Food is a case in point.
Forget the simple hot dog with mustard (not ketchup, we're not animals), and a frosty beer. Today's cornucopia of offerings in parks across the country include bahn mi sandwiches, garden salad jars with grains, coney dog egg rolls, dill pickle stuffed hot dogs, barbecue funnel cakes -- even fried crickets.
Never one to shy away from debate, Mike Valenti and his boys on the Valenti show used a flush-o-meter -- 1 being most edible and 5 the most likely to cause an accidental catastrophe -- to rate the latest in ballpark munchies.
- Yankee Stadium's avocado bites earned a decent score. "I love avocado," Valenti said. It earned a 2 on the flush-o-meter based on the habanera dipping sauce, which could be deadly.
- The Twins' peanut butter and bacon sandwich on sourdough bread is "completely unnecessary," Valenti said, noting this combo was a favorite of Elvis' and we all know how he ended up. It got a 3 on the meter for its potential for bubble guts.
- Texas Rangers' fowl pole, a two-pound chicken tender with waffle fries and dipping sauce, must be an alien chicken, Valenti said, so he wanted none of it. "That thing deep fried, by the time you get it back to your seat you look like you wet yourself." Valenti gave it a four on the meter.
- Pittsburgh's corned beef, sauerkraut, Swiss cheese and Russian dressing in a waffle cone earned a five. 'This is absolutely disgusting," Valenti said, calling it a colon explosion.

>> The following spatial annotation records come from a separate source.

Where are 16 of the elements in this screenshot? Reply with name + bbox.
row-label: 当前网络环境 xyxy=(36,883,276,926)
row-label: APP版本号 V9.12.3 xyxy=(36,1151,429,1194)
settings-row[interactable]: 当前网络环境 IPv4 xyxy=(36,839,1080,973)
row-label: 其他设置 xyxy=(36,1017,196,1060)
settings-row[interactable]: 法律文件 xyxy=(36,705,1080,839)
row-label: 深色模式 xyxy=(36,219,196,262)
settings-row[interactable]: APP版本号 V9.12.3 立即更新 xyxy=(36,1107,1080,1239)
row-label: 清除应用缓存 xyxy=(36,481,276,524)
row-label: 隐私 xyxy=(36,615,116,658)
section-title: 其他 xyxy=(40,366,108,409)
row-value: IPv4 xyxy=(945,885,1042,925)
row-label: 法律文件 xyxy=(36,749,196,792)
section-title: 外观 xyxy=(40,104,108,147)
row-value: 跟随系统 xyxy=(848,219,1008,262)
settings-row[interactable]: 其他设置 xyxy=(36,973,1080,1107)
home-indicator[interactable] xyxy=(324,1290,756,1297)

- The Astros Frito pie corn dog covered in Texas chili and queso earned an automatic no."Absolutely not," Valenti said, adding it could lead to possible defecation in your seat. It garnered a five. David "Hatchet" Hull wanted to try it, which made Valenti ask if he planned to wear a diaper to the game.

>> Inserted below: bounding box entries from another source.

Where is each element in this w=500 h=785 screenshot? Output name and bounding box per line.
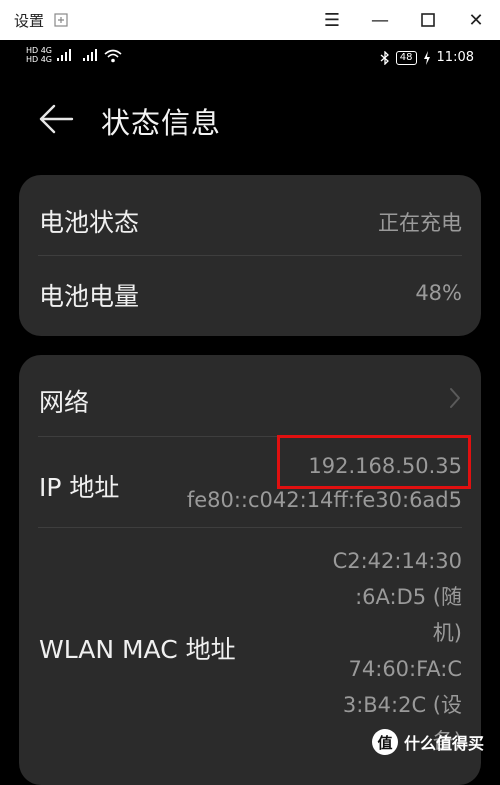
network-card: 网络 IP 地址 192.168.50.35 fe80::c042:14ff:f… [19, 355, 481, 785]
close-icon[interactable]: ✕ [462, 8, 490, 32]
sim2-label: HD 4G [26, 55, 53, 64]
battery-badge: 48 [395, 50, 417, 65]
back-arrow-icon[interactable] [36, 98, 76, 138]
sim1-label: HD 4G [26, 46, 53, 55]
battery-level-value: 48% [415, 281, 462, 305]
mac-line: 机) [432, 621, 462, 645]
status-right: 48 11:08 [380, 50, 474, 65]
battery-status-label: 电池状态 [39, 208, 140, 237]
mac-line: 3:B4:2C (设 [342, 693, 462, 717]
pin-icon[interactable] [53, 12, 69, 28]
battery-level-label: 电池电量 [39, 282, 140, 311]
mac-line: 74:60:FA:C [348, 657, 462, 681]
bluetooth-icon [380, 50, 389, 65]
battery-card: 电池状态 正在充电 电池电量 48% [19, 175, 481, 336]
wlan-mac-value: C2:42:14:30 :6A:D5 (随 机) 74:60:FA:C 3:B4… [302, 543, 462, 759]
wifi-icon [104, 49, 122, 63]
ipv6-value: fe80::c042:14ff:fe30:6ad5 [186, 488, 462, 512]
watermark: 值 什么值得买 [372, 729, 484, 755]
window-titlebar: 设置 ☰ — ✕ [0, 0, 500, 40]
watermark-logo-icon: 值 [372, 729, 398, 755]
battery-status-row: 电池状态 正在充电 [19, 175, 481, 255]
phone-status-bar: HD 4G HD 4G 48 11:08 [0, 40, 500, 78]
window-title: 设置 [14, 12, 45, 30]
ip-highlight-box [277, 435, 471, 489]
mac-line: :6A:D5 (随 [355, 585, 462, 609]
battery-status-value: 正在充电 [378, 211, 462, 235]
signal-bars-2-icon [83, 49, 97, 61]
sim1-signal-icon: HD 4G HD 4G [26, 46, 52, 64]
wlan-mac-label: WLAN MAC 地址 [39, 635, 236, 664]
mac-line: C2:42:14:30 [332, 549, 462, 573]
charging-icon [423, 50, 430, 65]
clock: 11:08 [436, 50, 474, 65]
chevron-right-icon [450, 388, 460, 408]
maximize-icon[interactable] [414, 8, 442, 32]
signal-bars-icon [57, 49, 71, 61]
menu-icon[interactable]: ☰ [318, 8, 346, 32]
network-label: 网络 [39, 388, 90, 417]
battery-level-row: 电池电量 48% [19, 255, 481, 335]
minimize-icon[interactable]: — [366, 8, 394, 32]
page-header: 状态信息 [0, 78, 500, 170]
page-title: 状态信息 [101, 106, 222, 140]
ip-address-label: IP 地址 [39, 473, 120, 502]
network-row[interactable]: 网络 [19, 355, 481, 436]
watermark-text: 什么值得买 [404, 734, 485, 753]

- The SI cover dog, an 18-inch bratwurst with jalapeno topped with fried mac and cheese and apple cole slaw got a "hard no." Valenti said if there was a level six, that's what it would get.
- The Braves' chicken and waffle boat with chicken covered in mango jalapeno, drizzled with honey and topped with toasted pecans didn't get high marks across the board. But it did get some interest. "I'm ordering two," Hatchet said. Valenti gave it a three.
- The Diamondbacks' all-day breakfast dog earned the absolute worst rating with an 18-inch hot dog topped with hash browns, chicken gravy, hot sauce and green onion. "You won't even finish eating this before you're going to mess yourself," Valenti said. "That will lift you off the toilet seat ... If you order that, you are committed to pooping at the stadium." Flush level was five. It costs $40 and Roberto Boschian said it was so expensive because it comes with an usher who escorts you immediately to the bathroom.
- The coney dog egg roll at Comerica Park got a resounding "no." "I don't need it in egg roll form. Who the hell ever asked for a coney in an egg roll?" Valenti said. The flush-o-meter was a three.